Compared with azithromycin, doxycycline was associated with reduced Clostridioides difficile infection (CDI) among hospitalized patients with community-acquired pneumonia (CAP), a retrospective cohort study found.
Used alongside ceftriaxone, the tetracycline antibiotic was associated with a 17% decrease in CDI within 30 days when compared with azithromycin (OR 0.83, 95% CI 0.70-0.99), reported Kari Mergenhagen, PharmD, of the Veterans Affairs of Western New York Healthcare System, Buffalo, and coauthors in the .
Among patients who had a previous history of a CDI, doxycycline was associated with a 45% reduction in recurrent infection (OR 0.55, 95% CI 0.31-0.91), according to their nationwide analysis of Veterans Affairs (VA) data.
Mergenhagen told MedPage Today that these findings could support doxycycline as a first-line prevention of CDI in CAP patients. "It may prevent them from having a C. diff relapse, which we know is very disruptive to their life and can lead to longer hospital stays."
She suggested a role for doxycycline as a tool that also helps neighboring patients in the hospital.
"Unfortunately when you have one case of C. difficile on the floor, a lot of times you're going to get more, because C. diff spreads.
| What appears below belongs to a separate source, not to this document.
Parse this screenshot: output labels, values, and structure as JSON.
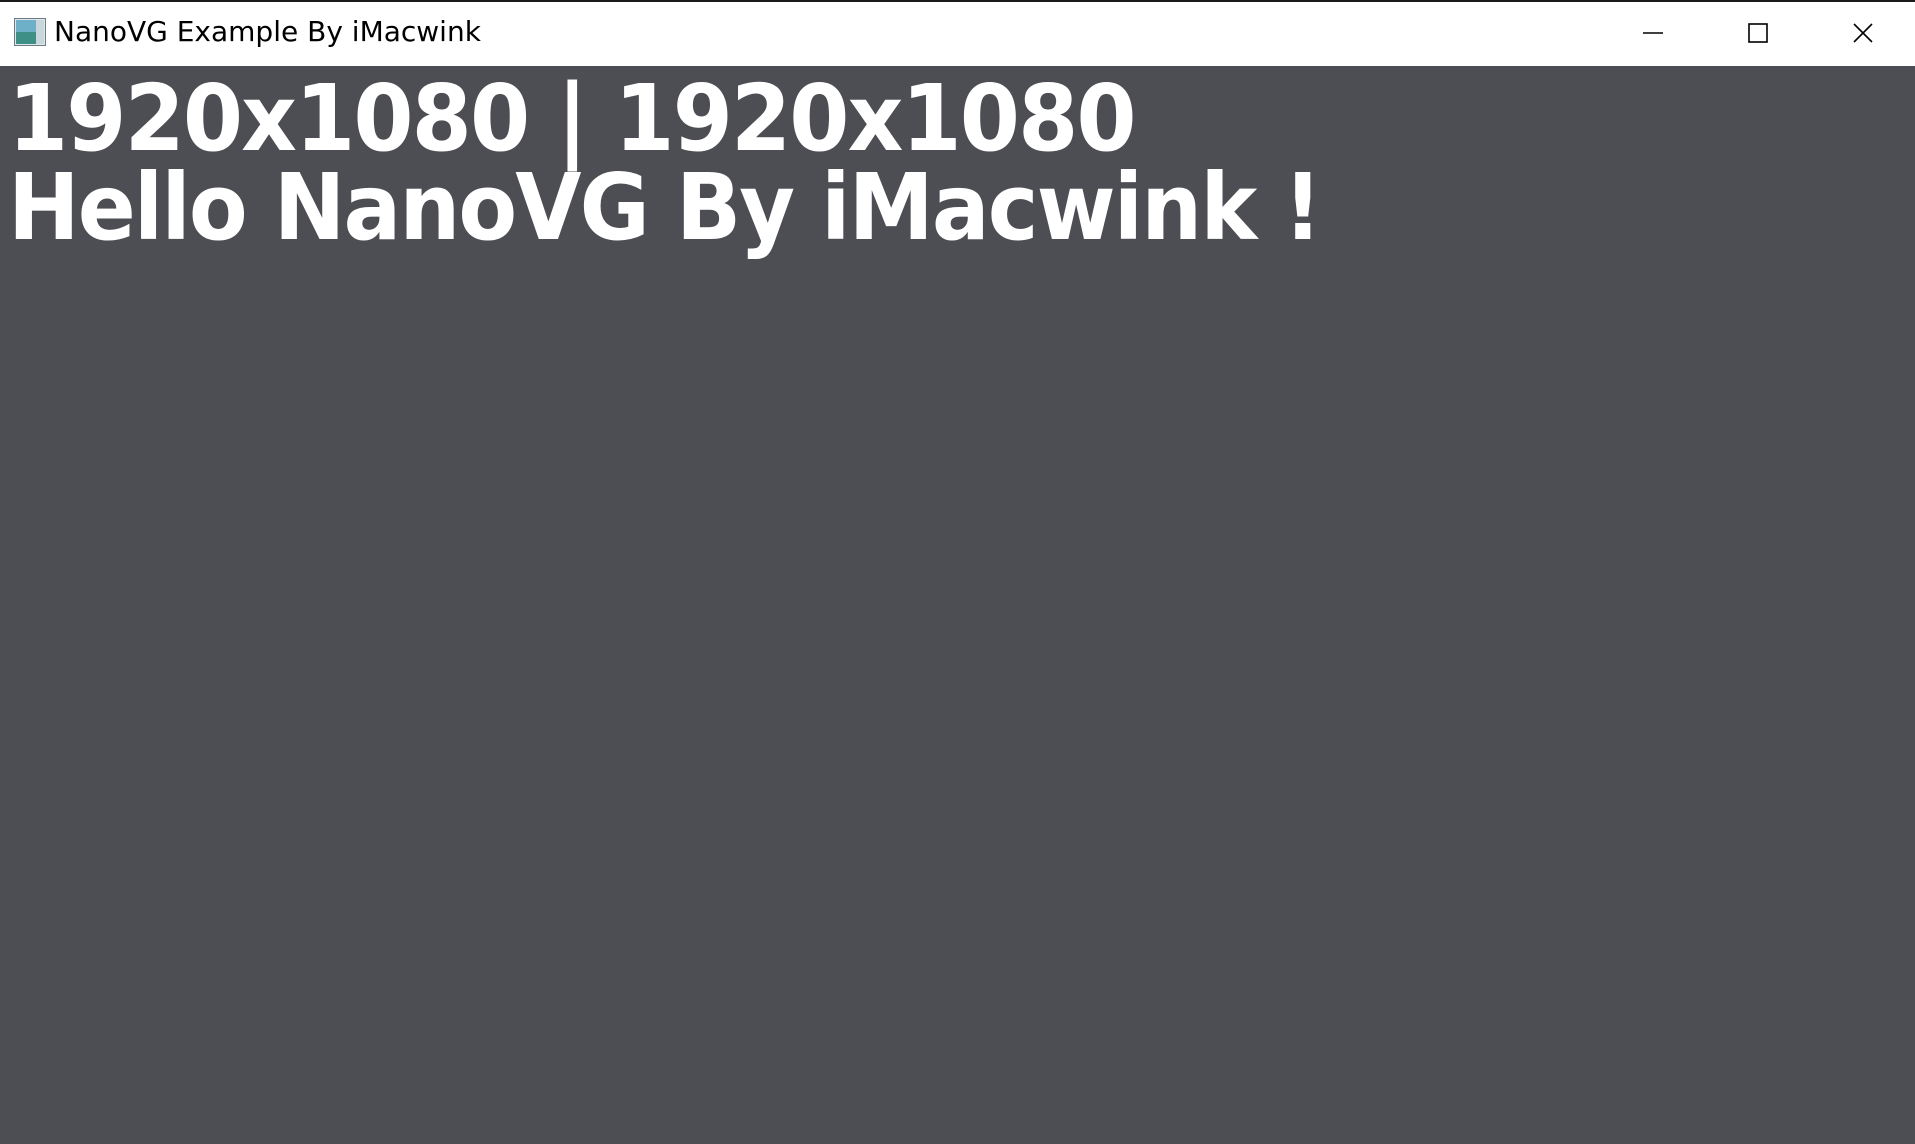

We obviously do our best as hospital workers ... with good hand hygiene, gowns, and gloves and things like that, but it still doesn't necessarily prevent patient-to-patient spread," she said.
"Any time we can reduce C. diff in the healthcare field, you're not only helping the patient in front of you, but also every patient on that ward, potentially," Mergenhagen emphasized.
CDI affects approximately in the U.S. annually and is fatal for 15,000 to 30,000 each year. Following an initial case of CDI, about 35% of patients will go on to experience a second infection.
Mergenhagen's group cited research showing that doxycycline may attenuate C. difficile toxin production through its mechanism of action as a protein synthesis inhibitor. It is also believed that its lower association with CDI may be partly attributed to its minimal impact on gut flora due to extensive absorption in the upper gastrointestinal tract.
Doxycycline may also share similarities with tigecycline, a derivative of tetracycline that has some evidence of efficacy against C. difficile.
"This does not mean we can use doxycycline to treat C. diff, it is just that time and again we have seen a lower odds of incident C. diff infection with doxycycline and in the case of community-acquired pneumonia it can be 'protective' when other antibiotics that do confer a higher risk of C. diff are used, such as cephalosporins," cautioned Tara Vijayan, MD, of the David Geffen School of Medicine at UCLA Health in Los Angeles.
The retrospective study included 156,107 VA patients who had been diagnosed with pneumonia from 2009 to 2022. Treatment was azithromycin in 86.9% of cases and doxycycline in the remaining 13.1%.
The 96.4% male cohort had an average age of 72 years, and was over 75% white. Prior to the index hospitalization, 0.6% of the azithromycin patients and 1.1% of the doxycycline patients had had a positive PCR test for C. difficile within the previous year.
The incidence of CDI within 30 days of starting antibiotic therapy reached 0.8% of the azithromycin group and 0.7% of the doxycycline group.
Regardless of treatment, a person who had a history of CDI within the past year was 18.5 times more likely to develop CDI during CAP hospitalization.
Other predictors of CDI were a high Charlson Comorbidity Index (OR 1.20, 95% CI 1.08-1.36) and more ceftriaxone doses (OR 1.03, 95% CI 1.01-1.04).
The study's retrospective design left room for residual confounding. Researchers also acknowledged the study's potential limited applicability to other populations outside the VA system.
Disclosures
Study authors and Vijayan had no relevant disclosures.
Primary Source
American Journal of Infection Control
O'Leary AL, et al "Impact of doxycycline on Clostridioides difficile infection in patients hospitalized with community-acquired pneumonia" Am J Infect Control 2023; DOI: 10.1016/j.ajic.2023.09.007.